1. FC Sand is a German association football club from the town of Sand am Main, Bavaria.

==History==
The club was established on 27 March 1920 and first came to note with their rise to the Landesliga Bayern-Nord in 1981. The club lasted for only three seasons at this level but made an immediate return after relegation. After returning to the Landesliga in 1985, the first six seasons were a constant struggle for survival. The club greatly improved from 1991 onwards and would only finish in the bottom half of the table on one more occasion, in 2008. Nevertheless, it took the side until 2000 to achieve another promotion when they captured the title in the Landesliga and were promoted to the Bayernliga (IV) where they spent two seasons (2000–02) before returning to the Landesliga.

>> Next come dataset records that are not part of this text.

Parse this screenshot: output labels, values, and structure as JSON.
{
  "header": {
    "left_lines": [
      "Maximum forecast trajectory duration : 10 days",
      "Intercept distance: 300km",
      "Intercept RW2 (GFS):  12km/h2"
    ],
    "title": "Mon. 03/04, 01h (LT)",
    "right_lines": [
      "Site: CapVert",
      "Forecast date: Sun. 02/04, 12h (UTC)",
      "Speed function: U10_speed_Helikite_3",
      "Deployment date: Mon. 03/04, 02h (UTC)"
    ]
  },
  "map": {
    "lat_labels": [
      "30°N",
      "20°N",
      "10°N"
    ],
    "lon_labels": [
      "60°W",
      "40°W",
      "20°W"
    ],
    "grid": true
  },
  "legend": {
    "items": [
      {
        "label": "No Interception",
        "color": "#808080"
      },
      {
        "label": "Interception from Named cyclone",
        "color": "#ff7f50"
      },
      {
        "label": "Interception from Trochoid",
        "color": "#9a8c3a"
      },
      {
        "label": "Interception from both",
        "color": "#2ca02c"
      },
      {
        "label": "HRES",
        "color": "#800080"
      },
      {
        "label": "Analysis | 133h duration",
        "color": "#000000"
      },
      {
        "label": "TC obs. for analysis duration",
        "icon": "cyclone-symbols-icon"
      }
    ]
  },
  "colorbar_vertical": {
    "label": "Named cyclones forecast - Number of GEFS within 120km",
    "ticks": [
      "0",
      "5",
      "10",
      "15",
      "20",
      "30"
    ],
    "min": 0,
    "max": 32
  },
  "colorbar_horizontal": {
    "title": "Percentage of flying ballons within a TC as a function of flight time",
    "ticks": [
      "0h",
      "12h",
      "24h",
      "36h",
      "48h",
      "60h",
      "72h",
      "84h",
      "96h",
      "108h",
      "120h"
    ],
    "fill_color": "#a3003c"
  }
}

At the end of the 2011–12 season the club qualified directly for the newly expanded Bayernliga after finishing sixth in the Landesliga. It lasted for only one season at this level before being relegated again back to the Landesliga. After two seasons at this level the club finished runners-up in the league in 2015 and qualified for the promotion round. After two victories over SpVgg Selbitz Sand earned promotion back to the Bayernliga.

==Honours==
The club's honours:
- Landesliga Bayern-Nord
  - Champions: 2000
  - Runners-up: 2009
- Landesliga Bayern-Nordwest
  - Runners-up: 2015
- Unterfranken Cup
  - Winners: 2004

==Recent managers==
Recent managers of the club:

| Manager | Start | Finish |
|---|---|---|
| Erwin Albert | 2008 | June 2014 |
| Bernd Eigner | June 2014 | Present |

==Recent seasons==
The recent season-by-season performance of the club:

| Season | Division | Tier | Position |
| 1999–2000 | Landesliga Bayern-Nord | V | 1st ↑ |
| 2000–01 | Bayernliga | IV | 11th |
| 2001–02 | Bayernliga | 16th ↓ |
| 2002–03 | Landesliga Bayern-Nord | V | 9th |
| 2003–04 | Landesliga Bayern-Nord | 3rd |
| 2004–05 | Landesliga Bayern-Nord | 3rd |
| 2005–06 | Landesliga Bayern-Nord | 3rd |
| 2006–07 | Landesliga Bayern-Nord | 3rd |
| 2007–08 | Landesliga Bayern-Nord | 10th |
| 2008–09 | Landesliga Bayern-Nord | VI | 2nd |
| 2009–10 | Landesliga Bayern-Nord | 6th |
| 2010–11 | Landesliga Bayern-Nord | 3rd |
| 2011–12 | Landesliga Bayern-Nord | 6th ↑ |
| 2012–13 | Bayernliga Nord | V | 17th ↓ |
| 2013–14 | Landesliga Bayern-Nordwest | VI | 5th |
| 2014–15 | Landesliga Bayern-Nordwest | 2nd ↑ |
| 2015–16 | Bayernliga Nord | V | 9th |
| 2016–17 | Bayernliga Nord | 7th |
| 2017–18 | Bayernliga Nord | 15th |
| 2018–19 | Bayernliga Nord | 14th |
| 2019–21 | Bayernliga Nord | 15th |
| 2021–22 | Bayernliga Nord | 18th ↓ |
| 2022–23 | Landesliga Bayern-Nordwest |  |

- With the introduction of the Bezirksoberligas in 1988 as the new fifth tier, below the Landesligas, all leagues below dropped one tier. With the introduction of the Regionalligas in 1994 and the 3. Liga in 2008 as the new third tier, below the 2. Bundesliga, all leagues below dropped one tier. With the establishment of the Regionalliga Bayern as the new fourth tier in Bavaria in 2012 the Bayernliga was split into a northern and a southern division, the number of Landesligas expanded from three to five and the Bezirksoberligas abolished. All leagues from the Bezirksligas onward were elevated one tier.